TAIPEI (Taiwan News) — The 2023 Taiwan National Indigenous Games will open on Friday (March 24) with 17 Indigenous Taiwanese groups attending alongside a delegation of New Zealand Maori athletes, who will join the competition for the first time this year.
Chairman of the Council for Indigenous Peoples (CIP), Icyang Parod (夷將·拔路兒), said this is the first time a team from New Zealand has sent a delegation to participate, and that a type of Maori music and dance performance called Kapa haka will be featured. The sporting event aims to deepen exchanges between Austronesian peoples of Taiwan and the wider Pacific region, the CIP said on Thursday (March 23).
The Maori team has 37 members, and has been in Taiwan since March 12, participating in CIP funded training in the basics of Taiwanese Indigenous hunting, woodcutting, and other techniques so that they can participate in the games. Icyang said that despite the Maori team’s short training time, they would prove to be formidable competition.
“They only trained for one day in the woodcutting event, and they completed it in just over 19 minutes,” which is about 30 minutes faster than previous years’ teams, he said. “This year’s field competition between the teams ought to be exciting.”
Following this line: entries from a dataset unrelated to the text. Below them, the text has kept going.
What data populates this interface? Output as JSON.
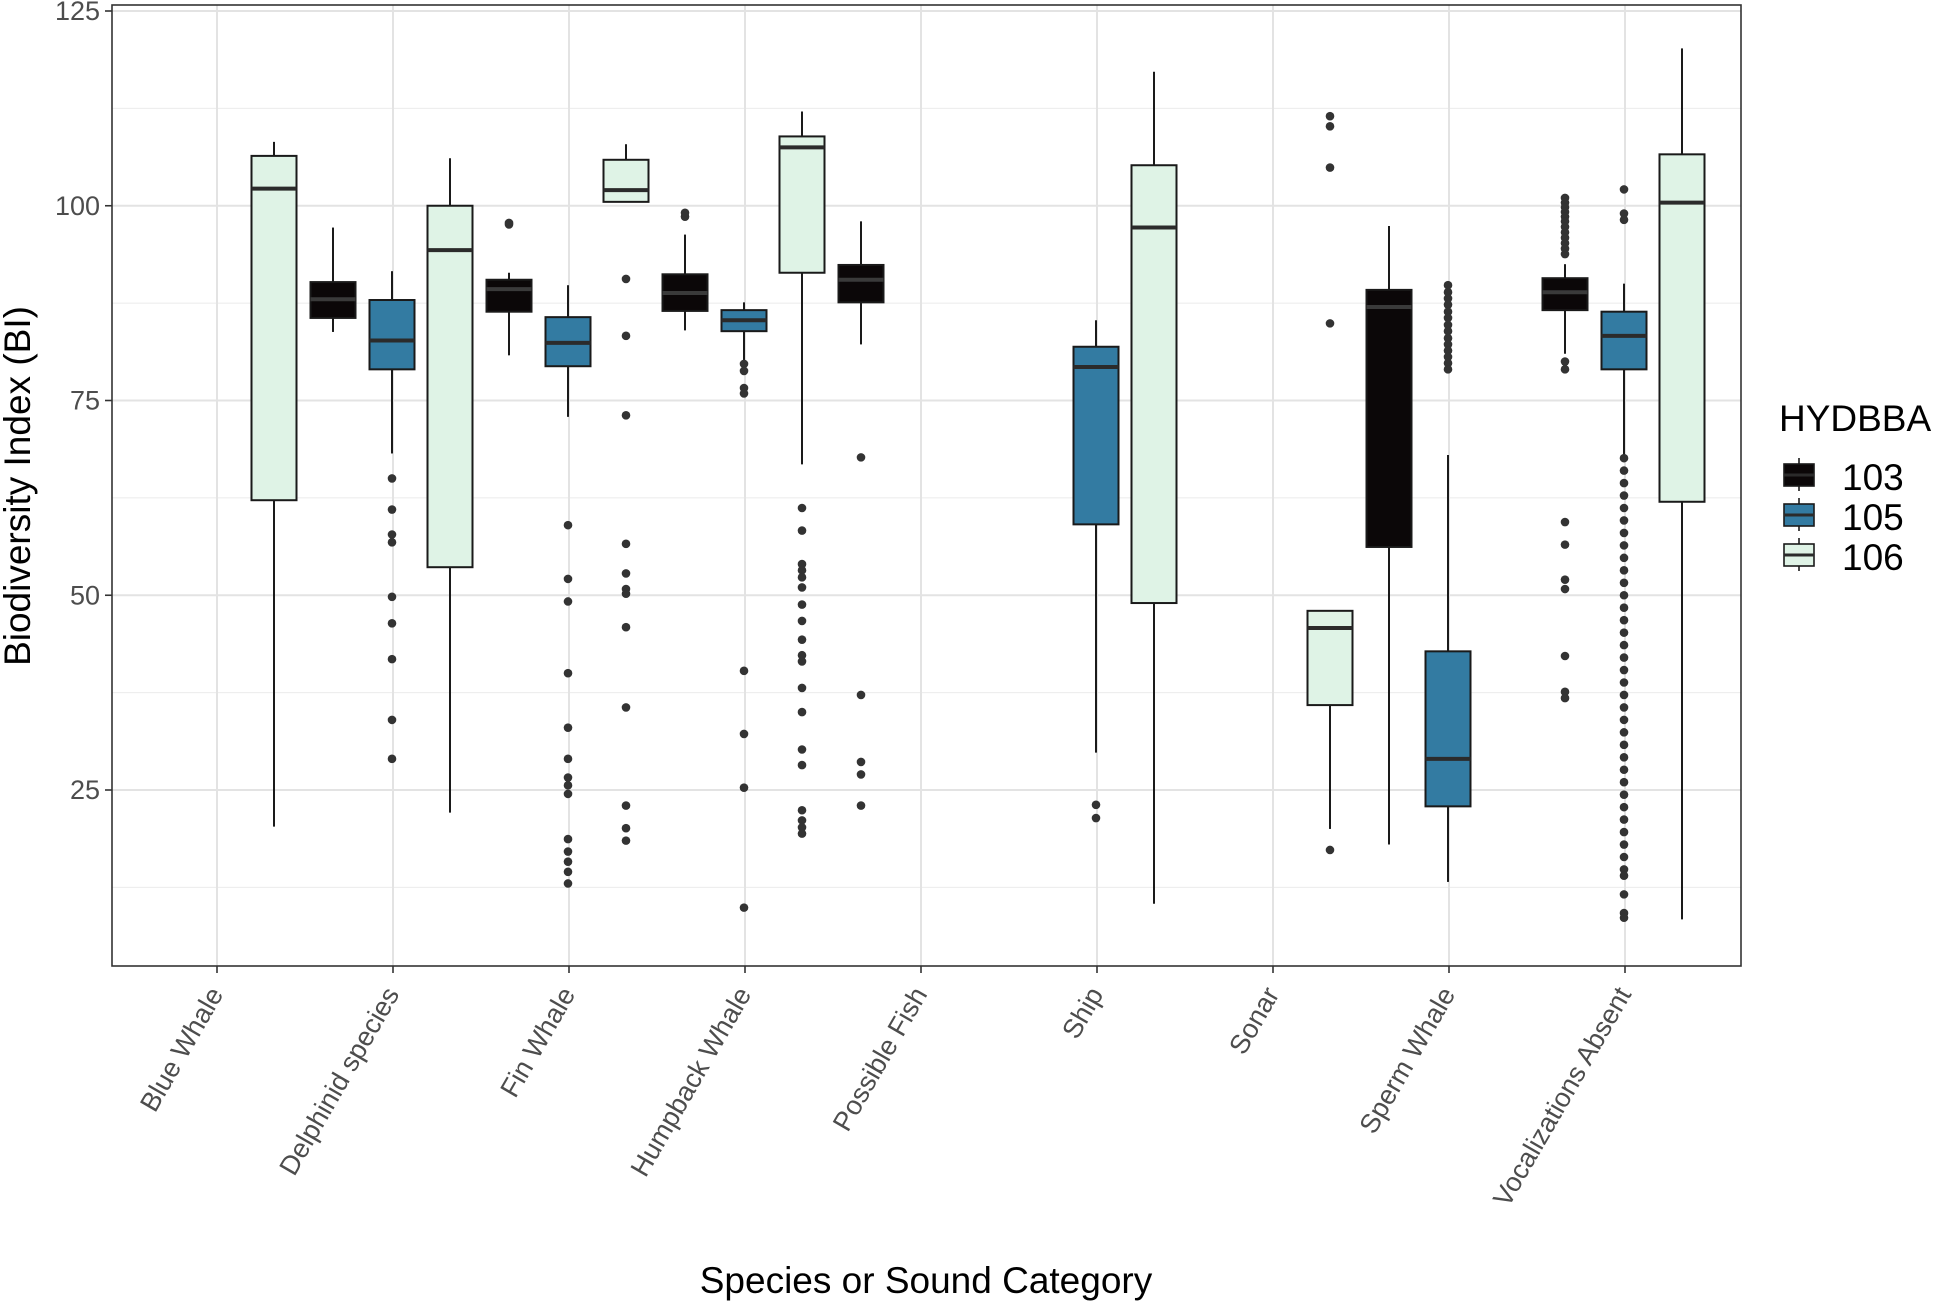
{
  "chart_data": {
    "type": "boxplot",
    "xlabel": "Species or Sound Category",
    "ylabel": "Biodiversity Index (BI)",
    "ylim": [
      0,
      125
    ],
    "yticks": [
      25,
      50,
      75,
      100,
      125
    ],
    "ytick_labels": [
      "25",
      "50",
      "75",
      "100",
      "125"
    ],
    "categories": [
      "Blue Whale",
      "Delphinid species",
      "Fin Whale",
      "Humpback Whale",
      "Possible Fish",
      "Ship",
      "Sonar",
      "Sperm Whale",
      "Vocalizations Absent"
    ],
    "legend": {
      "title": "HYDBBA",
      "placement": "right",
      "entries": [
        {
          "name": "103",
          "color": "#0b0708"
        },
        {
          "name": "105",
          "color": "#337ba2"
        },
        {
          "name": "106",
          "color": "#dff3e6"
        }
      ]
    },
    "grid": true,
    "boxes": [
      {
        "category": "Blue Whale",
        "group": "106",
        "whisker_low": 20.3,
        "q1": 62.2,
        "median": 102.2,
        "q3": 106.4,
        "whisker_high": 108.2,
        "outliers": []
      },
      {
        "category": "Delphinid species",
        "group": "103",
        "whisker_low": 83.8,
        "q1": 85.6,
        "median": 88.0,
        "q3": 90.2,
        "whisker_high": 97.2,
        "outliers": []
      },
      {
        "category": "Delphinid species",
        "group": "105",
        "whisker_low": 68.2,
        "q1": 79.0,
        "median": 82.7,
        "q3": 87.9,
        "whisker_high": 91.6,
        "outliers": [
          65.0,
          61.0,
          57.8,
          56.8,
          49.8,
          46.4,
          41.8,
          34.0,
          29.0
        ]
      },
      {
        "category": "Delphinid species",
        "group": "106",
        "whisker_low": 22.1,
        "q1": 53.6,
        "median": 94.3,
        "q3": 100.0,
        "whisker_high": 106.1,
        "outliers": []
      },
      {
        "category": "Fin Whale",
        "group": "103",
        "whisker_low": 80.8,
        "q1": 86.4,
        "median": 89.3,
        "q3": 90.5,
        "whisker_high": 91.4,
        "outliers": [
          97.6,
          97.8
        ]
      },
      {
        "category": "Fin Whale",
        "group": "105",
        "whisker_low": 72.9,
        "q1": 79.4,
        "median": 82.4,
        "q3": 85.7,
        "whisker_high": 89.8,
        "outliers": [
          59.0,
          52.1,
          49.2,
          40.0,
          33.0,
          29.0,
          26.6,
          25.6,
          24.5,
          18.7,
          17.1,
          15.8,
          14.5,
          13.0
        ]
      },
      {
        "category": "Fin Whale",
        "group": "106",
        "whisker_low": 100.5,
        "q1": 100.5,
        "median": 102.0,
        "q3": 105.9,
        "whisker_high": 107.9,
        "outliers": [
          90.6,
          83.3,
          73.1,
          56.6,
          52.8,
          50.8,
          50.2,
          45.9,
          35.6,
          23.0,
          20.1,
          18.5
        ]
      },
      {
        "category": "Humpback Whale",
        "group": "103",
        "whisker_low": 84.0,
        "q1": 86.5,
        "median": 88.8,
        "q3": 91.2,
        "whisker_high": 96.3,
        "outliers": [
          98.6,
          99.1
        ]
      },
      {
        "category": "Humpback Whale",
        "group": "105",
        "whisker_low": 80.2,
        "q1": 83.9,
        "median": 85.3,
        "q3": 86.6,
        "whisker_high": 87.6,
        "outliers": [
          79.7,
          78.8,
          76.6,
          75.9,
          40.3,
          32.2,
          25.3,
          9.9
        ]
      },
      {
        "category": "Humpback Whale",
        "group": "106",
        "whisker_low": 66.8,
        "q1": 91.4,
        "median": 107.5,
        "q3": 108.9,
        "whisker_high": 112.1,
        "outliers": [
          61.2,
          58.3,
          54.0,
          53.2,
          52.3,
          51.0,
          48.8,
          46.7,
          44.3,
          42.3,
          41.5,
          38.1,
          35.0,
          30.2,
          28.2,
          22.4,
          21.1,
          20.2,
          19.4
        ]
      },
      {
        "category": "Possible Fish",
        "group": "103",
        "whisker_low": 82.2,
        "q1": 87.6,
        "median": 90.5,
        "q3": 92.4,
        "whisker_high": 98.0,
        "outliers": [
          67.7,
          37.2,
          28.6,
          27.0,
          23.0
        ]
      },
      {
        "category": "Ship",
        "group": "105",
        "whisker_low": 29.8,
        "q1": 59.1,
        "median": 79.3,
        "q3": 81.9,
        "whisker_high": 85.3,
        "outliers": [
          23.1,
          21.4
        ]
      },
      {
        "category": "Ship",
        "group": "106",
        "whisker_low": 10.4,
        "q1": 49.0,
        "median": 97.2,
        "q3": 105.2,
        "whisker_high": 117.2,
        "outliers": []
      },
      {
        "category": "Sonar",
        "group": "106",
        "whisker_low": 20.0,
        "q1": 35.9,
        "median": 45.8,
        "q3": 48.0,
        "whisker_high": 48.0,
        "outliers": [
          111.5,
          110.2,
          104.9,
          84.9,
          17.3
        ]
      },
      {
        "category": "Sperm Whale",
        "group": "103",
        "whisker_low": 18.0,
        "q1": 56.2,
        "median": 87.0,
        "q3": 89.2,
        "whisker_high": 97.4,
        "outliers": []
      },
      {
        "category": "Sperm Whale",
        "group": "105",
        "whisker_low": 13.2,
        "q1": 22.9,
        "median": 29.0,
        "q3": 42.8,
        "whisker_high": 68.0,
        "outliers": [
          89.8,
          88.9,
          88.1,
          87.3,
          86.4,
          85.6,
          84.7,
          83.9,
          83.0,
          82.2,
          81.4,
          80.6,
          79.8,
          79.0
        ]
      },
      {
        "category": "Vocalizations Absent",
        "group": "103",
        "whisker_low": 81.0,
        "q1": 86.6,
        "median": 88.9,
        "q3": 90.7,
        "whisker_high": 92.5,
        "outliers": [
          101.0,
          100.4,
          99.8,
          99.2,
          98.6,
          98.0,
          97.3,
          96.6,
          95.9,
          95.2,
          94.5,
          93.8,
          80.0,
          79.0,
          59.4,
          56.5,
          52.0,
          50.8,
          42.2,
          37.6,
          36.8
        ]
      },
      {
        "category": "Vocalizations Absent",
        "group": "105",
        "whisker_low": 68.0,
        "q1": 79.0,
        "median": 83.3,
        "q3": 86.4,
        "whisker_high": 90.0,
        "outliers": [
          102.1,
          99.0,
          98.2,
          67.6,
          66.0,
          64.4,
          62.8,
          61.2,
          59.6,
          58.0,
          56.4,
          54.8,
          53.2,
          51.6,
          50.0,
          48.4,
          46.8,
          45.2,
          43.6,
          42.0,
          40.4,
          38.8,
          37.2,
          35.6,
          34.0,
          32.4,
          30.8,
          29.2,
          27.6,
          26.0,
          24.4,
          22.8,
          21.2,
          19.6,
          18.0,
          16.4,
          14.8,
          14.0,
          11.6,
          9.2,
          8.6
        ]
      },
      {
        "category": "Vocalizations Absent",
        "group": "106",
        "whisker_low": 8.4,
        "q1": 62.0,
        "median": 100.4,
        "q3": 106.6,
        "whisker_high": 120.2,
        "outliers": []
      }
    ]
  }
}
Taiwan’s Austronesian links have been promoted by the central government in recent years, as the country seeks to deepen connections in the Pacific region under the New Southbound Policy. Taiwan’s Austronesian connection with Melanesian, Micronesian, and Polynesian peoples was first popularized in the 1980s, when scholars presented a theory suggesting an initial wave of migration of people to Southeast Asia and the Pacific originated from Taiwan in around 1000 BCE.
"Kia ora" is a Maori greeting that has also become a common part of New Zealand English. "Whanau" is the Maori word for "family."